Underneath all the strife, isolation, and sadness, though, is a clear sentimentality that stands in contrast to the uglier elements of the film’s plot. When Maya enters the picture, a new layer is revealed to Weaver’s character, one that, like Narvel’s rage, sits right below her prim surface. Mrs. Haverhill may be acting under the guise of wanting to protect Maya, but there’s a clear condescension that highlights the dynamic between the two characters — a rich white woman and a young woman of color whose background would be deemed unsavory by those with prejudice. Narvel responds to Mrs. Haverhill’s arrogance by developing a relationship with Maya that becomes Master Gardener‘s beating heart.

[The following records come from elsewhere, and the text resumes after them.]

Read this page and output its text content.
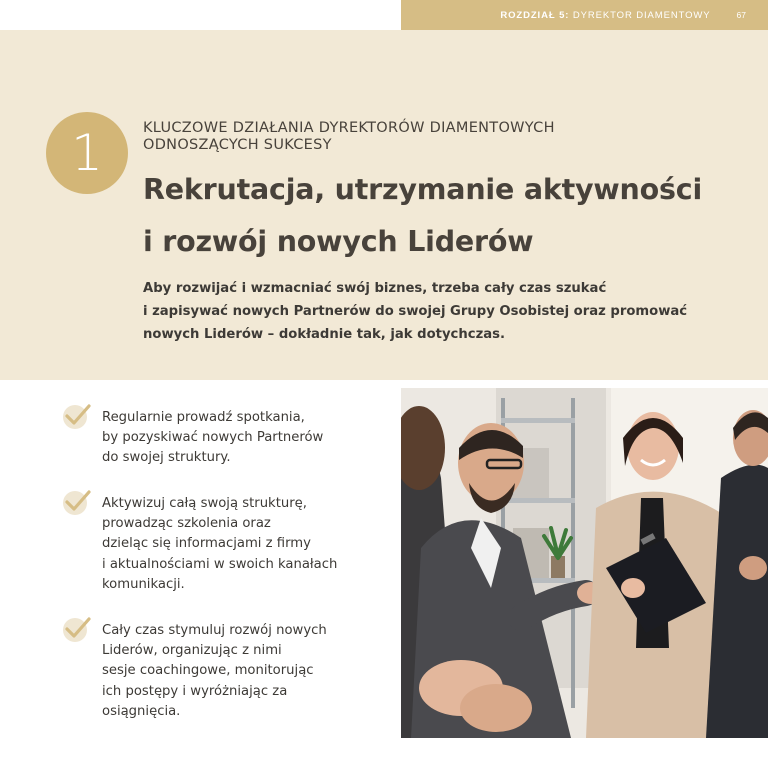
ROZDZIAŁ 5:
DYREKTOR DIAMENTOWY	67
1	KLUCZOWE DZIAŁANIA DYREKTORÓW DIAMENTOWYCH
ODNOSZĄCYCH SUKCESY
Rekrutacja, utrzymanie aktywności
i rozwój nowych Liderów
Aby rozwijać i wzmacniać swój biznes, trzeba cały czas szukać
i zapisywać nowych Partnerów do swojej Grupy Osobistej oraz promować
nowych Liderów – dokładnie tak, jak dotychczas.
Regularnie prowadź spotkania,
by pozyskiwać nowych Partnerów
do swojej struktury.
Aktywizuj całą swoją strukturę,
prowadząc szkolenia oraz
dzieląc się informacjami z firmy
i aktualnościami w swoich kanałach
komunikacji.
Cały czas stymuluj rozwój nowych
Liderów, organizując z nimi
sesje coachingowe, monitorując
ich postępy i wyróżniając za
osiągnięcia.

This beating heart isn’t enough to elevate the film to greatness, though. For all its parts that are working (Schrader’s direction, Weaver and Edgerton’s performances), there are as many parts where Master Gardener fails to live up to the greatness teased. Swindell’s Maya is a stand-in for ideas rather than a fully fleshed character and the script can’t help but let her fall into a damsel-in-distress trope made all the more uncomfortable by the fact that her white savior is a former neo-Nazi. That Master Gardener fails to interrogate this idea in any meaningful way leaves behind a feeling of half-baked-ness that can’t be forgotten.
The film also has the disadvantage of coming at the tale end of this trilogy. Its first entry, First Reformed, earned Schrader a Best Original Screenplay nomination. While The Card Counter didn’t reach similar levels of acclaim, it was an overall sturdier piece of storytelling that looked at man’s moral responsibility with a more keen eye. Compared to those films, Master Gardener is an unexciting film, its central premise of a neo-Nazi turned horticulturalist too on the nose to hold up a film that’s already in a default state of withholding.
Is it reflecting on what it means to carry a legacy of violence, or is it a metaphor for how, with careful tending, a formerly violent man can become something akin to a flower in a preserved garden — stately, monastic, to be looked at and beheld, but nothing more? Edgerton is undoubtedly a master in the role — he rarely turns in a bad performance — and as Narvel he’s both empathetic and steely. Weaver and Swindell are both formidable scene partners, too. Still, when compared to the other films in Schrader’s trilogy of lonesome men, Master Gardner is clearly the weakest. That Schrader’s work here is still as good as it is, then, is an achievement in itself.
Master Gardener premieres in theaters on May 19. The film is 111 minutes long and rated R for language, brief sexual content and nudity.